Maybe cleanliness is next to godliness.
© Rabbi Amy
Scheinerman
Addendum:
I don’t often quote the Ishbitzer rebbe, because I
find his orthodox determinism deeply problematic. He was a proponent of hashgachat
pratit, the doctrine that all events and actions, including sins, are
committed in accordance with God’s will.

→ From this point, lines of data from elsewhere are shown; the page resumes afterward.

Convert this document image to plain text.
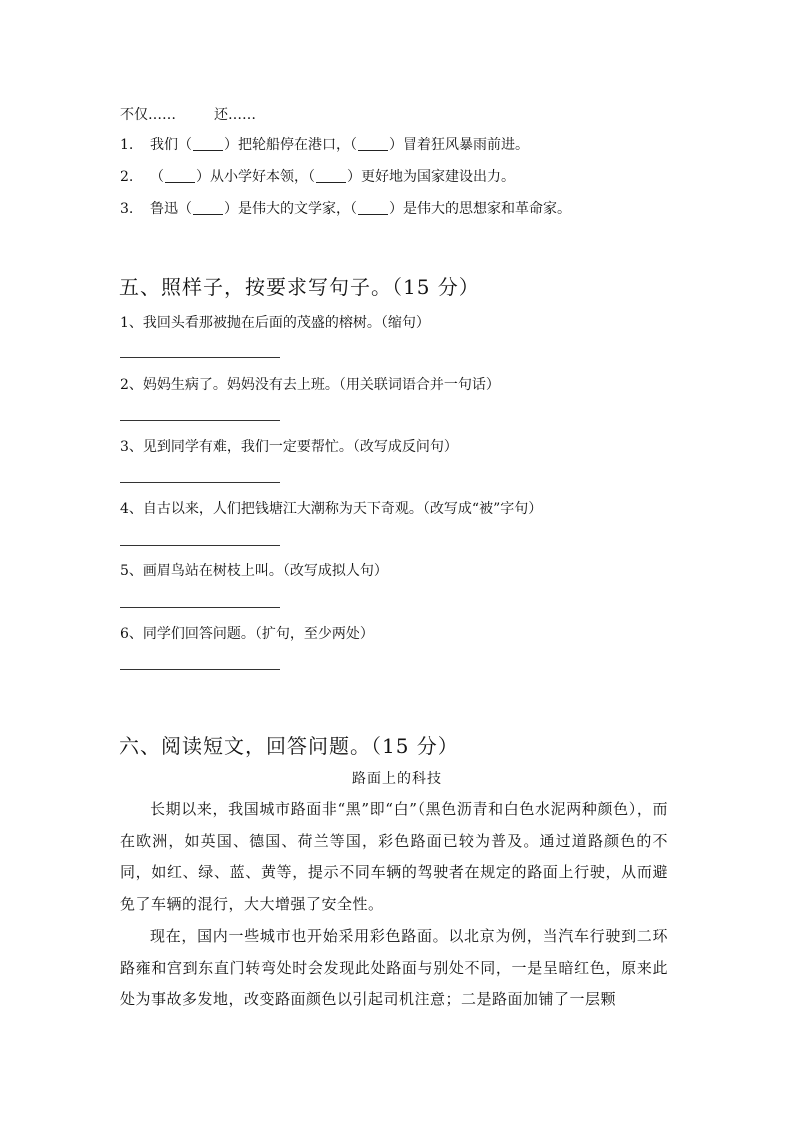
不仅……	还……
1. 我们（ ）把轮船停在港口，（ ）冒着狂风暴雨前进。
2. （ ）从小学好本领，（ ）更好地为国家建设出力。
3. 鲁迅（ ）是伟大的文学家，（ ）是伟大的思想家和革命家。
五、照样子，按要求写句子。（15 分）
1、我回头看那被抛在后面的茂盛的榕树。（缩句）
2、妈妈生病了。妈妈没有去上班。（用关联词语合并一句话）
3、见到同学有难，我们一定要帮忙。（改写成反问句）
4、自古以来，人们把钱塘江大潮称为天下奇观。（改写成“被”字句）
5、画眉鸟站在树枝上叫。（改写成拟人句）
6、同学们回答问题。（扩句，至少两处）
六、阅读短文，回答问题。（15 分）
路面上的科技
长期以来，我国城市路面非“黑”即“白”（黑色沥青和白色水泥两种颜色），而在欧洲，如英国、德国、荷兰等国，彩色路面已较为普及。通过道路颜色的不同，如红、绿、蓝、黄等，提示不同车辆的驾驶者在规定的路面上行驶，从而避免了车辆的混行，大大增强了安全性。
现在，国内一些城市也开始采用彩色路面。以北京为例，当汽车行驶到二环路雍和宫到东直门转弯处时会发现此处路面与别处不同，一是呈暗红色，原来此处为事故多发地，改变路面颜色以引起司机注意；二是路面加铺了一层颗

Viewing the Ishbitzer’s commentary
from our perch in the 21st century, there may be several points of discomfort.
The first concerns the notion of “doing the will of God” in the context of “nullifying
our own mind and will before the will of the blessed God.” We live in a world
inhabited by people who kill viciously and maim brutally, claiming their deeds
are the will of God. How do we know the will of God? Even within the Jewish community,
there is fierce disagreement concerning what God wants us to do; the struggles
between liberal Jews and ultra-Orthodox Jews, and between Israel and the
extremist settlers (especially the “Hilltop Youth”) are prime examples. This
conundrum leads to a second problem. If “nullifying his own mind and will
before the will of the blessed God” doesn’t evoke images of dangerous
brainwashing, then it suggests a failure or refusal to accept responsibility
for one’s actions: “This was God’s will, not mine; I was just following orders.”
Here is another possibility: The Ishbitzer is a hasidic rebbe, and hence his
thinking is built on a foundation of Kabbalistic mystical thinking anchored in
pantheism, according to which everything is contained within God because God is
the totally of everything there is and existence itself. Given that, when the
Ishbitzer says that all actions are under God’s control and occur in accord
with God’s will, one can understand this to mean that everything happens within
God—by definition. Yet moral accountability still hangs in the air.
[1] Paul F. Boller, They
Never Said It: A Book of Fake Quote, Misquotes, and Misleading Attributions.
[2] It seems doubtful
that Boller is correct that Wesley had in mind R. Pinchas b. Yair’s teaching,
both because Boller quotes the Talmud entirely incorrectly and because it seems
illogical that Wesley would zero in on one of the lower rungs of R. Pinchas ben
Yair’s ladder of spirituality.
[3] BT Avodah Zarah 20b.
[4] R. Pinchas
understands the verse from Deuteronomy to be talking about ritual impurity from
nocturnal emissions (hint: read the verses that follow it); it’s unlikely that
in this context he has physical hygiene in mind.